Infinitas palabras, capituo UNO.

-Esque a veces no entiendo porque soy asi. Por que me entusiasmo tanto al principio y luego simplemete, pierdo todo el interes. Y lo peor esque, aunque fracase una y otra vez, las esperanzas de encontrar al amor de mi vida se recuperan y florecen antes de que incluso yo, haya olvidado el ultimo chasco.
-Eres como una niña buscando la chucheria perfecta en una tienda de peluches gigantes. Te ciegas tanto por tu propia imaginacion que no te das cuenta de que estas en el sitio equivocado.
-Ahi…..Amie…¿Crees que algun día lo encontraré? Dime la verdad.. ¿Crees que alguien conseguirá llenar este vacío?
-Ese alguien va a tener que tener una polla muy grande para llenarte a ti, mi ingenua y fantasiosa amiga.. Eres tan inocente..
-Y tu una burra Amie.. y tu una burra.

Eran las cuatro de la mañana y no podia dejar de pensar en mi conversacion con Amie. A su manera, Amie daba buenos consejos. Es una buena amiga, -pense-.. de las mejores. Pero entonces, ¿queria decir eso que tenia que dejar a un lado mi inocencia y conformarme con la insulsa realidad? Llevaba tanto tiempo soñando con el principe azul que no me habia percatado de que alomejor yo, no era exactamente una princesa.

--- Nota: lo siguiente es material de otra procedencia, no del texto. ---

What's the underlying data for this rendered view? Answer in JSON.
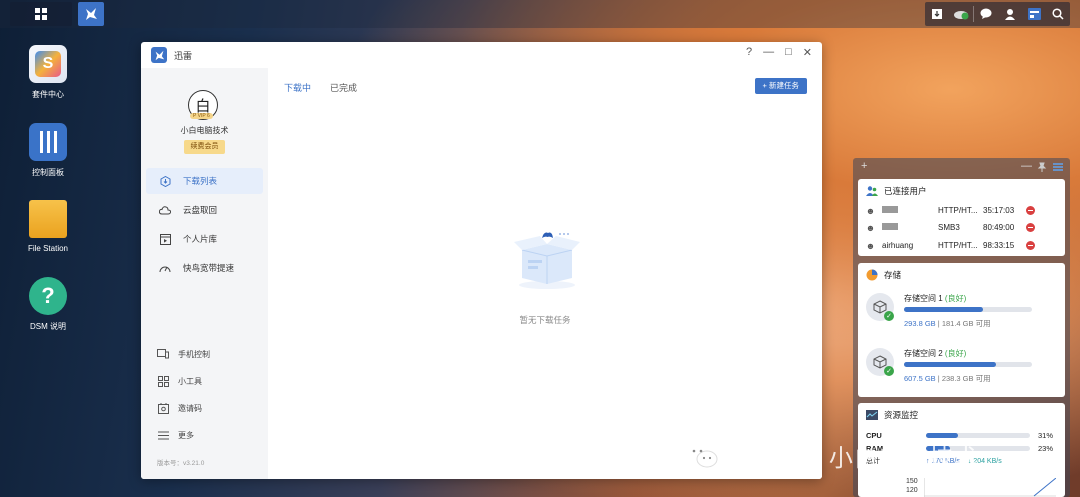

A la mañana siquiente Maya se levanto como de costumbre, demasiado tarde. Amaba la cama tanto como a los sueños que tenia en ella, pero odiaba pensar que se estuviera alejando asi de los pequeños detalles (reales) de la vida. ¿Cuánto tiempo se debe soñar? ¿Cuánto debemos emplear para olvidar los sueños?

Enchufó el calefactor mientras el agua hirbiendo llenaba su bañera, que poco a poco se iba escondiendo entre espuma y sales aromáticas. Hoy le tocaba relajarse. Y uno de esos largos baños, sumergida en si misma y que solian durar un par de horas, era un plan irresistible para un despertar de sabado.
Hoy seria uno de esos dias llenos de pequeñas cosas, de las que dejas para otro momento, o no tienes mas remedio que hacer: primero la compra, poner la colada y lavar el coche. Despues iria a regalarse un par de cosmeticos y ha hacerse la cera. (Amie siempre decia que, al igual que los vaqueros, las pistolas de una mujer debian ir siempre cargadas: un par de balas de seguridad, una de locura, tres de ganas de vivir la vida y otra de calma. Y en la recamara: la cera, siempre lista.)

Como un reloj sin buenas pilas, fue haciendo una por una las tareas de su lista. Estaba oscureciendo y queria descansar un poco, esa noche tenia un plan (para ella), perfecto: Bonie. No hacia mucho tiempo que Bonie entro en su vida, pero se estaba convirtiendo poco a poco en una pieza fundamental, de las que no pueden faltar, de las que no fallan. Bonie es morena, impulsiva y fria. Muy suya y a veces, con demasiado caracter. A Norah le sorprendia lo mucho que ultimamente, la necesitaba sin saber por qué. Queria entrar en su mundo de hielo, conseguir un abrazo, o cualquier otra muestra de cariño por su parte, pero nada. Bonie tiene una forma de querer que jamas ha visto. Y eso supongo, la hace especial.

(…)

Mónica Gae.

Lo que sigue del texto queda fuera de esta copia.